This skill orchestrates code analysis and Confluence publication by running the code-overview process, allowing user review of the generated overview, then publishing it to a user-specified Confluence page. It validates Atlassian server connectivity before starting work, delegates the actual code analysis to han-coding:code-overview and publishing to han-atlassian:markdown-to-confluence, and should be used when you need to document codebase structure and flow in Confluence as a single page.

Install in Claude Code
Copy
git clone --depth 1 https://github.com/testdouble/han /tmp/code-overview-to-confluence && cp -r /tmp/code-overview-to-confluence/han-atlassian/skills/code-overview-to-confluence ~/.claude/skills/code-overview-to-confluence
Then start a new Claude Code session; the skill loads automatically.

SKILL.md

# Code Overview to Confluence

This skill runs a progressive-disclosure code overview with the core
`han-coding:code-overview` skill, lets the user review the resulting overview, and
then publishes it to a Confluence location that **the user must specify**. It is a
thin orchestrator: the overview work belongs to `han-coding:code-overview`, and the
publishing work belongs to `han-atlassian:markdown-to-confluence`. This skill only
validates its inputs, runs the overview to a scratch file, gets the user's review
and publish choice, and hands the file to the publisher.
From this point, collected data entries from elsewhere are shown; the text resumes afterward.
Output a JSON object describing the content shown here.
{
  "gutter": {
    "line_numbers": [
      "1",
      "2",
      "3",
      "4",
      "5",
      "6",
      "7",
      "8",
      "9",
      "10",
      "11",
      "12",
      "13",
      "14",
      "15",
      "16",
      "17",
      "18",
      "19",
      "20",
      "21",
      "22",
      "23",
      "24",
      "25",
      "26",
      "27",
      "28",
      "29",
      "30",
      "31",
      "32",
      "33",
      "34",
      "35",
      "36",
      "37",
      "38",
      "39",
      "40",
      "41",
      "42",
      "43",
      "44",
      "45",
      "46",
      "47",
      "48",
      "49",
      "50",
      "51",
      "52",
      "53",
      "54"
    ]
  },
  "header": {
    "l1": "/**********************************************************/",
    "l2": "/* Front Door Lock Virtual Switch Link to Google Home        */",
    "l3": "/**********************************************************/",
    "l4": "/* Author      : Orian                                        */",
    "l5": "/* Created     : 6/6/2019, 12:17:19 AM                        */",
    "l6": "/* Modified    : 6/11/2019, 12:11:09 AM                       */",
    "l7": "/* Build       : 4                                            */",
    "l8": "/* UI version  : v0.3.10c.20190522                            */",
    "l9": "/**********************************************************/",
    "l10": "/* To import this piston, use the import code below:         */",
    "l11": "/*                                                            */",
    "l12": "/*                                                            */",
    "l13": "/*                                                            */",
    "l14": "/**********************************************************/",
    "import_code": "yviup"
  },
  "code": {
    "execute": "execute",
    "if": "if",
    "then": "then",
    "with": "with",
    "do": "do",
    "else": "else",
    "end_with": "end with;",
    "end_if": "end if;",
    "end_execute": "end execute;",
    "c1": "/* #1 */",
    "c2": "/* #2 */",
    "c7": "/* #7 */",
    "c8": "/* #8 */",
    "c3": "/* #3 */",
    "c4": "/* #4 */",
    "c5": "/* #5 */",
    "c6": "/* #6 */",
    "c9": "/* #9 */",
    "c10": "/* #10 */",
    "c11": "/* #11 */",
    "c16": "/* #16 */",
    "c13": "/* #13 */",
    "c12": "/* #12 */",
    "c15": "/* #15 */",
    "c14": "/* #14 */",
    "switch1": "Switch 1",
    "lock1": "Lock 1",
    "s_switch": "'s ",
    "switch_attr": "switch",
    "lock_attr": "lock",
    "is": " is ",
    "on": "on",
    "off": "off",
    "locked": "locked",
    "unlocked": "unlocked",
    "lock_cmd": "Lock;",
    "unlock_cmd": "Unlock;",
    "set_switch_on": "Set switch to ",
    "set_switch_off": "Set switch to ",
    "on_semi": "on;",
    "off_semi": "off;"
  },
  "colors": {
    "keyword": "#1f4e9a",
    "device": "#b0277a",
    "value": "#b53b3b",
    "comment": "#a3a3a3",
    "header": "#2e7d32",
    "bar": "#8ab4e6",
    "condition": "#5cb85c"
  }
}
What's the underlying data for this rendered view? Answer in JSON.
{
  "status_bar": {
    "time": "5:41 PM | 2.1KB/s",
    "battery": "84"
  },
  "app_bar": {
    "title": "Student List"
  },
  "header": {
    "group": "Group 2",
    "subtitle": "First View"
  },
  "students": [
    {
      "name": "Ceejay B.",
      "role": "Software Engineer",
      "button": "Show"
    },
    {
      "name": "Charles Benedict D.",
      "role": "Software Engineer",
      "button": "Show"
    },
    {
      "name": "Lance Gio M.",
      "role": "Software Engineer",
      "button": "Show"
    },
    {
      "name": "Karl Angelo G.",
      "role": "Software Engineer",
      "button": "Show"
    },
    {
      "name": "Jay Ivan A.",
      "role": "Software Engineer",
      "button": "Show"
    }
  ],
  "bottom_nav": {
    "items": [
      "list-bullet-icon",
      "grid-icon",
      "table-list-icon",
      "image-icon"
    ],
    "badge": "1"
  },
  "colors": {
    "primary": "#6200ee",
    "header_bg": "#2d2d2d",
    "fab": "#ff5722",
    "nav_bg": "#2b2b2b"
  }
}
`han-coding:code-overview` produces a **single** scratch file (the overview: what the
code does, how it flows, where to start, and — in PR mode — what changed and what
to watch when reviewing). It does not produce companion artifacts, so this skill
publishes that one file as a single Confluence page — the single-page sibling of
`han-atlassian:investigate-to-confluence` and `han-atlassian:project-documentation-to-confluence`,
not the parent-plus-children tree of `han-atlassian:plan-a-feature-to-confluence`.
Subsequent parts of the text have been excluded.